Tuesday, June 23, 2015

A.E. Greene Urges Voters to Keep Alcohol Out of North Carolina, 1910

A.E. Greene of Virgil, N.C., pleads for temperance in this letter to the editor, printed in the Watauga Democrat , Thursday, June 30, 1910.

My friends, hesitate before you vote liquor back into North Carolina again, now that it is out. It is powerful, aggressive and universal in its attacks. Tonight it enters a humble home to strike the rose from a woman’s cheek, and tomorrow challenges this great Republic of ours in the halls of Congress. Today it strikes a crust form the lips of a starving child and tomorrow levies tribute form the government itself. There is no cottage in the country humble enough to escape it—no palace strong enough to shut it out. It defies the law when it cannot coerce suffrage. It is flexible to cajole but merciless in victory.
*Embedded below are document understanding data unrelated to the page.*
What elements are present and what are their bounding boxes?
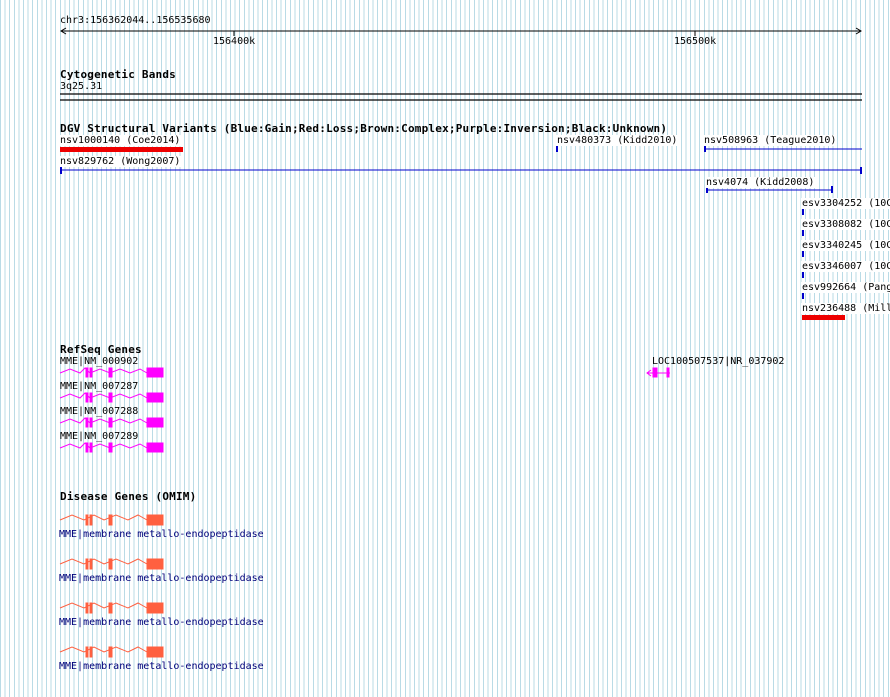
omim-glyph-1 (59, 514, 164, 526)
omim-glyph-2 (59, 558, 164, 570)
refseq-label-loc100507537[interactable]: LOC100507537|NR_037902 (652, 356, 784, 367)
omim-glyph-4 (59, 646, 164, 658)
dgv-label-esv3340245[interactable]: esv3340245 (10C (801, 240, 890, 251)
refseq-glyph-nm007288 (59, 417, 164, 428)
refseq-track-title: RefSeq Genes (60, 343, 142, 356)
dgv-label-nsv4074[interactable]: nsv4074 (Kidd2008) (705, 177, 816, 188)
dgv-label-nsv829762[interactable]: nsv829762 (Wong2007) (59, 156, 182, 167)
cytoband-ideogram (60, 93, 862, 101)
dgv-track-title: DGV Structural Variants (Blue:Gain;Red:L… (60, 122, 668, 135)
ruler-tick-label-156400k: 156400k (213, 36, 256, 47)
refseq-label-nm000902[interactable]: MME|NM_000902 (60, 356, 138, 367)
refseq-glyph-nm000902 (59, 367, 164, 378)
refseq-label-nm007289[interactable]: MME|NM_007289 (60, 431, 138, 442)
dgv-label-esv3346007[interactable]: esv3346007 (10C (801, 261, 890, 272)
ruler-tick-label-156500k: 156500k (674, 36, 717, 47)
refseq-label-nm007287[interactable]: MME|NM_007287 (60, 381, 138, 392)
dgv-bar-nsv1000140 (60, 147, 183, 152)
dgv-label-nsv508963[interactable]: nsv508963 (Teague2010) (703, 135, 838, 146)
omim-label-1[interactable]: MME|membrane metallo-endopeptidase (59, 529, 264, 540)
ruler-axis (60, 27, 862, 36)
dgv-label-esv992664[interactable]: esv992664 (Pang (801, 282, 890, 293)
dgv-variant-bars[interactable] (60, 145, 862, 320)
cytoband-track-title: Cytogenetic Bands (60, 68, 176, 81)
refseq-glyph-loc100507537 (646, 367, 670, 378)
dgv-bar-nsv508963 (704, 145, 862, 152)
refseq-gene-glyphs[interactable] (59, 367, 670, 453)
omim-label-3[interactable]: MME|membrane metallo-endopeptidase (59, 617, 264, 628)
omim-glyph-3 (59, 602, 164, 614)
omim-label-4[interactable]: MME|membrane metallo-endopeptidase (59, 661, 264, 672)
omim-label-2[interactable]: MME|membrane metallo-endopeptidase (59, 573, 264, 584)
dgv-label-esv3308082[interactable]: esv3308082 (10C (801, 219, 890, 230)
dgv-label-nsv236488[interactable]: nsv236488 (Mill (801, 303, 890, 314)
dgv-label-nsv480373[interactable]: nsv480373 (Kidd2010) (556, 135, 679, 146)
cytoband-label: 3q25.31 (60, 81, 103, 92)
dgv-bar-nsv236488 (802, 315, 845, 320)
dgv-label-nsv1000140[interactable]: nsv1000140 (Coe2014) (59, 135, 182, 146)
refseq-glyph-nm007289 (59, 442, 164, 453)
refseq-label-nm007288[interactable]: MME|NM_007288 (60, 406, 138, 417)
refseq-glyph-nm007287 (59, 392, 164, 403)
dgv-bar-nsv829762 (60, 167, 862, 174)
omim-track-title: Disease Genes (OMIM) (60, 490, 197, 503)
dgv-label-esv3304252[interactable]: esv3304252 (10C (801, 198, 890, 209)
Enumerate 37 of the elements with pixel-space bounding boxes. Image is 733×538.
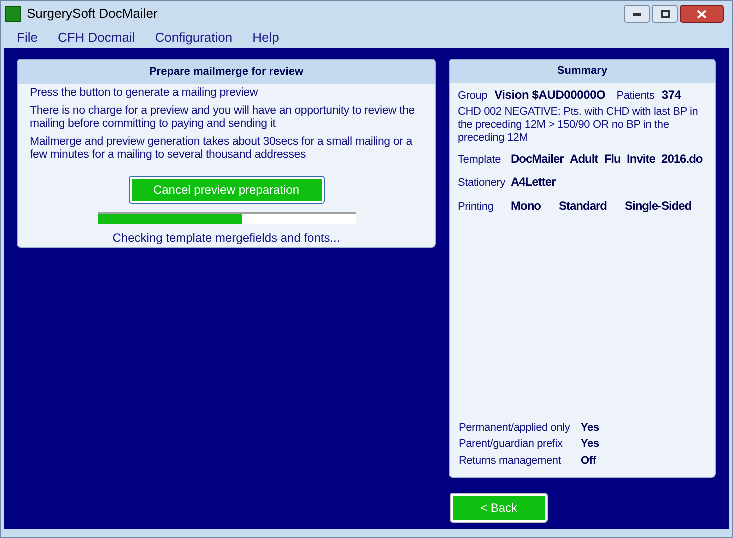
panel-title: Summary	[450, 60, 715, 83]
close-button[interactable]	[680, 5, 724, 23]
option-label: Returns management	[459, 454, 562, 468]
field-value: A4Letter	[511, 174, 556, 191]
window-title: SurgerySoft DocMailer	[27, 5, 158, 24]
paragraph-text: There is no charge for a preview and you will have an opportunity to review the mailing before committing to paying and sending it	[30, 105, 416, 131]
menu-item[interactable]: CFH Docmail	[48, 28, 146, 48]
field-value: Single-Sided	[625, 198, 692, 214]
close-icon	[697, 10, 707, 18]
option-value: Yes	[581, 420, 600, 436]
menu-item[interactable]: Help	[242, 28, 290, 48]
field-label: Group	[458, 89, 488, 104]
maximize-button[interactable]	[652, 5, 678, 23]
option-value: Yes	[581, 437, 600, 452]
panel-title: Prepare mailmerge for review	[18, 60, 435, 84]
minimize-button[interactable]	[624, 5, 650, 23]
field-label: Stationery	[458, 176, 507, 191]
paragraph-text: Press the button to generate a mailing preview	[30, 87, 260, 100]
field-label: Template	[458, 152, 502, 168]
minimize-icon	[633, 12, 641, 16]
maximize-icon	[660, 10, 670, 18]
status-text: Checking template mergefields and fonts...	[112, 230, 340, 247]
field-value: Standard	[559, 198, 608, 214]
field-label: Printing	[458, 200, 495, 214]
description-text: CHD 002 NEGATIVE: Pts. with CHD with last BP in the preceding 12M > 150/90 OR no BP in the preceding 12M	[458, 106, 700, 144]
menu-item[interactable]: Configuration	[145, 28, 243, 48]
field-value: Mono	[511, 198, 541, 214]
field-label: Patients	[616, 89, 655, 104]
app-logo-icon	[5, 6, 21, 22]
option-label: Parent/guardian prefix	[459, 437, 564, 452]
paragraph-text: Mailmerge and preview generation takes about 30secs for a small mailing or a few minutes for a mailing to several thousand addresses	[30, 136, 414, 162]
option-label: Permanent/applied only	[459, 420, 572, 436]
menu-item[interactable]: File	[7, 28, 48, 48]
field-value: Vision $AUD00000O	[494, 87, 606, 104]
option-value: Off	[581, 454, 596, 468]
field-value: 374	[662, 87, 682, 104]
field-value: DocMailer_Adult_Flu_Invite_2016.do	[511, 150, 703, 168]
It is the mortal enemy of peace and order; the despoiler of men, the terror of women, the cloud that shadows the face of children, the demon that has dug more graves and sent more souls unshrieved to judgment than all the pestilence that has wasted life since God sent the plagues to Egypt, and all the wars since Joshua stood before Jericho.
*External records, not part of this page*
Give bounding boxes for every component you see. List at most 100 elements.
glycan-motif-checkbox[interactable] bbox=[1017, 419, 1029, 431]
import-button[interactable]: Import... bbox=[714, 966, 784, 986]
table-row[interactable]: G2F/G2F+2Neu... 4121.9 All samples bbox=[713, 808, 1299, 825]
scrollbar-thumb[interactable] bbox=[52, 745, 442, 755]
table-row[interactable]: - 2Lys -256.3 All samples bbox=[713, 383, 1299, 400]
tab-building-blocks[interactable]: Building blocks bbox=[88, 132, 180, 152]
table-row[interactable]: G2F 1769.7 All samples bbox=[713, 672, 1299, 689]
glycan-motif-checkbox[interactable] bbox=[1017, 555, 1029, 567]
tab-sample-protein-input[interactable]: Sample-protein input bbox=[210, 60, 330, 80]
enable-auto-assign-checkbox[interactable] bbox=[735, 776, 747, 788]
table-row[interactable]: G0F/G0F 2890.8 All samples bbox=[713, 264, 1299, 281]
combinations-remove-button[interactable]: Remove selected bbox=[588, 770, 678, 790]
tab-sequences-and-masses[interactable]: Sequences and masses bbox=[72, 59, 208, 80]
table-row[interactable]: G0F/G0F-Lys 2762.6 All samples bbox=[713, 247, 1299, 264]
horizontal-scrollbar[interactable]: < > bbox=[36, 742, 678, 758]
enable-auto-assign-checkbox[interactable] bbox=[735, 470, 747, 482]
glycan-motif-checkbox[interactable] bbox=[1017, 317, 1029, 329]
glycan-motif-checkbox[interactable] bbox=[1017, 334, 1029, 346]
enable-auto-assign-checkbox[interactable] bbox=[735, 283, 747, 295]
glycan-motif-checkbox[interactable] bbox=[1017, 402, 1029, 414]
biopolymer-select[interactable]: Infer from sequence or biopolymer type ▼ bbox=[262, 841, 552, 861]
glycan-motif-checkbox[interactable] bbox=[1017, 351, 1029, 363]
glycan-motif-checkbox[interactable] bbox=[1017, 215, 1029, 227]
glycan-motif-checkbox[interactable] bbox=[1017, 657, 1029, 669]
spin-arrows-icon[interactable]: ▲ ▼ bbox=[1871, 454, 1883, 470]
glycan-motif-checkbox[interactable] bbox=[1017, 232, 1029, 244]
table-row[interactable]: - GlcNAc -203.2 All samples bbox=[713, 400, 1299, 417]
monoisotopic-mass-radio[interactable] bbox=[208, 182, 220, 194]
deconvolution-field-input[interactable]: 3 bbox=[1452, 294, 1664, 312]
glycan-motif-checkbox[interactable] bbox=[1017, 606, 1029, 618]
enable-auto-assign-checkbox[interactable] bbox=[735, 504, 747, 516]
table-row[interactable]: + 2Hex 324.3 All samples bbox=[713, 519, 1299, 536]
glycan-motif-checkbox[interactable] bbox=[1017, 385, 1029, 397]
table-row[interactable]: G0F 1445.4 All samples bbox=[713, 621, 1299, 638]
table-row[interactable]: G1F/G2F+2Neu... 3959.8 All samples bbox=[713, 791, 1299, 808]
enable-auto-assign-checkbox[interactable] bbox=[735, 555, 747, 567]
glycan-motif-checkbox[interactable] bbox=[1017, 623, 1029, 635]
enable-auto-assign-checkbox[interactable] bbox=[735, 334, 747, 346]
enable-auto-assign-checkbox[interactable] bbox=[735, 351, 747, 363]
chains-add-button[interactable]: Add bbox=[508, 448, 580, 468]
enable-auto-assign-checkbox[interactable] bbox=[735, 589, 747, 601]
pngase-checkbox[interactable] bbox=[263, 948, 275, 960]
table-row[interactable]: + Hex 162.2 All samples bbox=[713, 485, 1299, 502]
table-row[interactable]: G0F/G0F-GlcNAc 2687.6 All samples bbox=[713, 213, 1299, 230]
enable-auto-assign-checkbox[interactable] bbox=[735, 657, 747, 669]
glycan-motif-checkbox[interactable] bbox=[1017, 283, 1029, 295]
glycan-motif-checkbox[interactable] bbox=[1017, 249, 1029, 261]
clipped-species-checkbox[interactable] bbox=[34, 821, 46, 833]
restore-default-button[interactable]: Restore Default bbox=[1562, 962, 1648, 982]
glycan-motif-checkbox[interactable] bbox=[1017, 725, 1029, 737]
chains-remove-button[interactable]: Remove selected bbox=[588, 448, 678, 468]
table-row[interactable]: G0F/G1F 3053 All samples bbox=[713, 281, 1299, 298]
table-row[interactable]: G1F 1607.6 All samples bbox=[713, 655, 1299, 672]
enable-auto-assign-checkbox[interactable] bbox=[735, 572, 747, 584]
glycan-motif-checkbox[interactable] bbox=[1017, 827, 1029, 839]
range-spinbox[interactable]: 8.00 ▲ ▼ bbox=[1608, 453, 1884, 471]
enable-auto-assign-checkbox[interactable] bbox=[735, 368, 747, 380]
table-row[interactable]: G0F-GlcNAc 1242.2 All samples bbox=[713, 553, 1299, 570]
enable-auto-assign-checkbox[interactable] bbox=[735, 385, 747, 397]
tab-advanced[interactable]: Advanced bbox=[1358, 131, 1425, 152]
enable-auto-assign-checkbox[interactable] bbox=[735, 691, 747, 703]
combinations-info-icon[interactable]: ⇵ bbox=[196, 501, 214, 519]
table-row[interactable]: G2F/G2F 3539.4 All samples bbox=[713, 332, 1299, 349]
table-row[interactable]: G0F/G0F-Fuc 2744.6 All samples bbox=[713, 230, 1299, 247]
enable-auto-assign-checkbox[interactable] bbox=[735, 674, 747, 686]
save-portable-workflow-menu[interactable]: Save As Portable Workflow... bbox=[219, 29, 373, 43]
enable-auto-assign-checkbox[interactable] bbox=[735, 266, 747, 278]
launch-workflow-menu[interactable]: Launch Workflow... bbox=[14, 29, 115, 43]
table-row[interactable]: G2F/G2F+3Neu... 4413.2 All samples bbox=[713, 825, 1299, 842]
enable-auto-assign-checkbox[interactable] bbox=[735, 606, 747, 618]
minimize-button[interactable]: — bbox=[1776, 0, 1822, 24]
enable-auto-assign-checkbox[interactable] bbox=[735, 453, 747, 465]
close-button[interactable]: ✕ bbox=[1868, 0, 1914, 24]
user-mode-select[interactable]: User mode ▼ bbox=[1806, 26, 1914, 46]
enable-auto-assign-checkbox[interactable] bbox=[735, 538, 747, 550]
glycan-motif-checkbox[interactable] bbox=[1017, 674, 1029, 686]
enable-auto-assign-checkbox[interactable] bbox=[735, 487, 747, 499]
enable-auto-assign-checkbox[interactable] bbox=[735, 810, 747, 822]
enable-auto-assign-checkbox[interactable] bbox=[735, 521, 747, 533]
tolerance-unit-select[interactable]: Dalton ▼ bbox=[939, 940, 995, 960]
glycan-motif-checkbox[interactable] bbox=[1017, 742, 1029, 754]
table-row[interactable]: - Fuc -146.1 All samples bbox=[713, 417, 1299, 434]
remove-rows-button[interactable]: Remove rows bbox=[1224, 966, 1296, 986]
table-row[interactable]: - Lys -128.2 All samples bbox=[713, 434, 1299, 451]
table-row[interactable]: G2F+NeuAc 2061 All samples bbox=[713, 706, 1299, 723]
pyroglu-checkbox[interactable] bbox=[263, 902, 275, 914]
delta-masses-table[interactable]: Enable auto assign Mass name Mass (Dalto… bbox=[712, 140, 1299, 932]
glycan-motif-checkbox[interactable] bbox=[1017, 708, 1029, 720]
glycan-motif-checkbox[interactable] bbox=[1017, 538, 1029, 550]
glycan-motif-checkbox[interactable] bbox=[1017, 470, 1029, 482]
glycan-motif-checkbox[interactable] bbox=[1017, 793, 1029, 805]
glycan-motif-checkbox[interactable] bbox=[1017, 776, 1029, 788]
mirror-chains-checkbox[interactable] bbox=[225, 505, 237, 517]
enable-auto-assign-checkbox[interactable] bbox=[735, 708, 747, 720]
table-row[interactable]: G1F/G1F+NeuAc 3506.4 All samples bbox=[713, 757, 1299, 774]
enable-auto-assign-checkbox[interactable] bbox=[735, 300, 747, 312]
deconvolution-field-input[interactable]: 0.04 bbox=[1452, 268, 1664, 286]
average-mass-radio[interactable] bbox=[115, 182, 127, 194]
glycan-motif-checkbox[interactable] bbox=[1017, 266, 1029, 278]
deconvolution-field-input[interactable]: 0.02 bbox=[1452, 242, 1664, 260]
Oh, my countrymen! Loving God and humanity, do not bring this grand old state again under the dominion of that power. It cannot profit any man by its return. It cannot uplift any industry, revive any interest, remedy any wrong. You know that it cannot. It comes to turn, and it shall profit mainly by the ruin of your son and others. It comes to mislead human souls and to crush human hearts under its rumbling wheels. It comes to bring gray-haired mothers down in shame and sorrow to the grave. It comes to turn the wife’s love into despair and her pride into shame. It comes to still the laughter on the lips of little children. It comes to stifle all the music of the home and fill it with silence and desolation. It comes to ruin your body and mind to wreck your home and it knows that it must measure its property by the swiftness and certainty with which it wreaks this work.
                --A.E. Greene, Virgil, N.C.